Figure 2.

Determination of binding regions on cten and DLC-1 and their binding specificities. (A) Schematic diagram of cten and DLC-1 and their segments that were used for mapping the binding sites. (B) AH109 yeast cells transformed with the indicated plasmids and grown on two-dropout plates were restreaked on four-dropout plates. (C) Bacterial lysates containing Xpress–DLC-1 (113–535) were incubated with immobilized GST (lane 1) or GST-cten SH2 (lane 2). After washing, the associated proteins were analyzed by immunoblotting (IB) with anti-Xpress antibody. (D) 0.5 μg of purified GST-cten SH2 (lane 1), GST-Src SH2 (lane 2), and GST-p85 SH2 (lane 3) recombinant proteins were incubated with DLC-1 peptide (CSRLSIY⁴⁴²DNVPG) immobilized on agarose beads.
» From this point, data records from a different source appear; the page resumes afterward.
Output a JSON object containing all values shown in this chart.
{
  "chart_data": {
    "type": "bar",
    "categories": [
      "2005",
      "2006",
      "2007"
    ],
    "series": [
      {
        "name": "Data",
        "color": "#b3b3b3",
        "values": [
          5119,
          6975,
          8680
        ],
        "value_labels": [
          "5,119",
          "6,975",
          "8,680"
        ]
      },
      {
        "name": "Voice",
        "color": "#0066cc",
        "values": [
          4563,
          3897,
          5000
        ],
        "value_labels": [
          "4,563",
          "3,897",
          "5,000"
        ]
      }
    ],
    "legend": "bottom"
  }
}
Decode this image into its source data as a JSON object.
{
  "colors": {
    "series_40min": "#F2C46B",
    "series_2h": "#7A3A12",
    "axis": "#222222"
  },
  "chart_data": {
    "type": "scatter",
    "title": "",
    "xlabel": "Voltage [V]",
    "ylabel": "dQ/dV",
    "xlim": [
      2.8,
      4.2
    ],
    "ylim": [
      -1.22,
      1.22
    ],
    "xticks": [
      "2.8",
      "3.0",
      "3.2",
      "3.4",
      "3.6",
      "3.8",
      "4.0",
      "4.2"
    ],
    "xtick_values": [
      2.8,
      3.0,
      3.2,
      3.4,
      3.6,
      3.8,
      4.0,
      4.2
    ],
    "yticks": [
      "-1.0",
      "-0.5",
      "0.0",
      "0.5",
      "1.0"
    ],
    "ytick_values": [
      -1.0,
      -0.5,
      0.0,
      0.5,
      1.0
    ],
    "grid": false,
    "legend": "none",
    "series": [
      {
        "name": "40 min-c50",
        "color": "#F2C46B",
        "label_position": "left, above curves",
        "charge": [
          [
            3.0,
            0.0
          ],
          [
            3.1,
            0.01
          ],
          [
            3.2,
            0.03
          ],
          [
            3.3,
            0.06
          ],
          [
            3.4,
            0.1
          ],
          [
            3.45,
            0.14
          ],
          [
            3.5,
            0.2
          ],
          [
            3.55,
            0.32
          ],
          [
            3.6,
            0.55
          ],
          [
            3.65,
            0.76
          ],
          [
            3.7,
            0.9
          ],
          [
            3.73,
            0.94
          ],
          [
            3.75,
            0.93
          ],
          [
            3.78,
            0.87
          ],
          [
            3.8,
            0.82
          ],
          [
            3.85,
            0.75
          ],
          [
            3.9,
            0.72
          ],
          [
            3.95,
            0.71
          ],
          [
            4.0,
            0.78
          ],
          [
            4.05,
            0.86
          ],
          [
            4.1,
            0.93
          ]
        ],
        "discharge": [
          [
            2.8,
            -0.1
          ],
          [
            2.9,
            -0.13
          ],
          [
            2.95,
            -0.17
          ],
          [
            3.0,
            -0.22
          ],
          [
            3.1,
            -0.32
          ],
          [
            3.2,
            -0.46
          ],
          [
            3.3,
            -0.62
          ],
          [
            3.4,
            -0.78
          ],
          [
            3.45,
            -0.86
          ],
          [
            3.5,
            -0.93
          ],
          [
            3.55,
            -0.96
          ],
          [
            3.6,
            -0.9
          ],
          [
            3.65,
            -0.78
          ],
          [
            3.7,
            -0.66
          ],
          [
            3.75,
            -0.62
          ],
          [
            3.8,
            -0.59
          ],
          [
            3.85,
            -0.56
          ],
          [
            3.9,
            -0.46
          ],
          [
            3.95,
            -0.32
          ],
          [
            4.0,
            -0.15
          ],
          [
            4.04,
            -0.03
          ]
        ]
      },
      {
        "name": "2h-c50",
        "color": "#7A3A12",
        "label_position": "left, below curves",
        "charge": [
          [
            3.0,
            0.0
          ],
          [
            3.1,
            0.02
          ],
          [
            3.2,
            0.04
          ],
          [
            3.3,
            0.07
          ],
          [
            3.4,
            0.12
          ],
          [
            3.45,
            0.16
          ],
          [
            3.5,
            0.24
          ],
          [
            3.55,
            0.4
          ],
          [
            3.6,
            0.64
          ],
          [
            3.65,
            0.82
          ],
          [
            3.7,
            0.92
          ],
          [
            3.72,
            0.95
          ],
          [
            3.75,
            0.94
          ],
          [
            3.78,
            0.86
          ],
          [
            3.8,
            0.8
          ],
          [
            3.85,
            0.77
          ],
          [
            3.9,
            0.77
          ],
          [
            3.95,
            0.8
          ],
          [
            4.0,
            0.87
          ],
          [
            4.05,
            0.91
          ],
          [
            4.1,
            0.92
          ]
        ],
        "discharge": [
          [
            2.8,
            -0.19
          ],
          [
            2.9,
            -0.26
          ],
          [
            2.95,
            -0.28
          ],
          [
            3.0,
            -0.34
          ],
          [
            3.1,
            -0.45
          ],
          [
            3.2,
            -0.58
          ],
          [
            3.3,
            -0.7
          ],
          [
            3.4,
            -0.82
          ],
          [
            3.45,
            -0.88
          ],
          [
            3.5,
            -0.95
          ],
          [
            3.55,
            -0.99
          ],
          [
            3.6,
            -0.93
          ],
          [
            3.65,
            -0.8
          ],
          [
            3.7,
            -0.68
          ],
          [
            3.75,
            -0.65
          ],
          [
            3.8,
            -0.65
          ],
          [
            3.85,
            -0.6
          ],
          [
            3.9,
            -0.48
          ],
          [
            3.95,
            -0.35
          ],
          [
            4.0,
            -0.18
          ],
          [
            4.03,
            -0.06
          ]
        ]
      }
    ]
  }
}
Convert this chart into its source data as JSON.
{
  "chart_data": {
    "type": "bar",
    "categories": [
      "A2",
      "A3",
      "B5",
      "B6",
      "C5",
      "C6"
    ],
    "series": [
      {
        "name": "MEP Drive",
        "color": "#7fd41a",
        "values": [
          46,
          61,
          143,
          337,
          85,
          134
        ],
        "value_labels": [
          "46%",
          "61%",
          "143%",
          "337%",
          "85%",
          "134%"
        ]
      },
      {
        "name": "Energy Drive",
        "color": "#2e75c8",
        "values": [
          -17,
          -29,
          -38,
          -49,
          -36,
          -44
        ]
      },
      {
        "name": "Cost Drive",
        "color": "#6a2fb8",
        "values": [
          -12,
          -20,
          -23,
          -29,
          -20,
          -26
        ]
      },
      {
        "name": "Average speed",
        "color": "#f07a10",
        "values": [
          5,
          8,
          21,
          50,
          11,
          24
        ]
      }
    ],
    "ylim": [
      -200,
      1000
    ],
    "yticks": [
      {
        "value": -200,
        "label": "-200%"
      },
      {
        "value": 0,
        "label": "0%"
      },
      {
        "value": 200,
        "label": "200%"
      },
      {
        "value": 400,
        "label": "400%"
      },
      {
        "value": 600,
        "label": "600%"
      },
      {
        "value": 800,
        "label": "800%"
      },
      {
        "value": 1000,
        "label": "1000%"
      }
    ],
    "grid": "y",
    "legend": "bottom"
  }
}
After washing, the associated proteins were analyzed by immunoblotting with anti-GST antibody. (E) 0.5 μg of purified GST-cten SH2 recombinant proteins were incubated with DLC-1 peptide (CSRLSIY⁴⁴²DNVPG; lane 1), tyrosine-phosphorylated DLC-1 peptide (CSRLSIpY⁴⁴²DNVPG; lane 2), EGFR peptide (CSVQNPVY¹⁰⁸⁶HNQP; lane 3), or tyrosine-phosphorylated EGFR peptide (CSVQNPVpY¹⁰⁸⁶HNQP; lane 4) immobilized on agarose beads. After washing, the associated proteins were analyzed by immunoblotting with anti-GST antibody.